A tale of two superpotentials: Stability and Instability in Designer Gravity

TL;DR

This paper examines the stability of anti-de Sitter gravity with tachyonic scalars in designer gravity theories, revealing that the existence of a specific superpotential branch is crucial for ensuring a lower energy bound.

Contribution

It clarifies the role of two superpotential branches in the energy bounds of designer gravity, resolving previous discrepancies and providing rigorous proofs and numerical confirmation.

Findings

Presence of P_- superpotential branch ensures energy is bounded below.

Numerical solutions confirm the theoretical lower energy bound.
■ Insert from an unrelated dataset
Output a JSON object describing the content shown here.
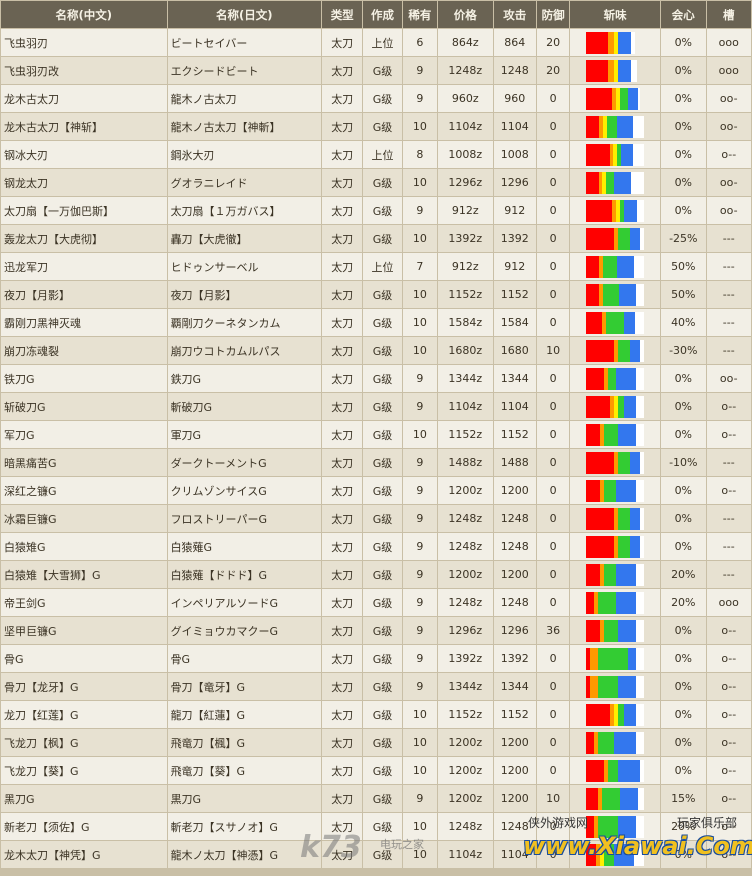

Existence of P_- may be necessary for stability in designer gravity.

Abstract

We investigate the stability of asymptotically anti-de Sitter gravity coupled to tachyonic scalar fields with mass at or slightly above the Breitenlohner-Freedman bound. The boundary conditions in these ``designer gravity'' theories are defined in terms of an arbitrary function W. Previous work had suggested that the energy in designer gravity is bounded below if i) W has a global minimum and ii) the scalar potential admits a superpotential P. More recently, however, certain solutions were found (numerically) to violate the proposed energy bound. We resolve the discrepancy by observing that a given scalar potential can admit two possible branches of the corresponding superpotential, P_{\pm}. When there is a P_- branch, we rigorously prove a lower bound on the energy; the P_+ branch alone is not sufficient. Our numerical investigations i) confirm this picture, ii) confirm other critical aspects of the (complicated) proofs, and iii) suggest that the existence of P_- may in fact be necessary (as well as sufficient) for the energy of a designer gravity theory to be bounded below.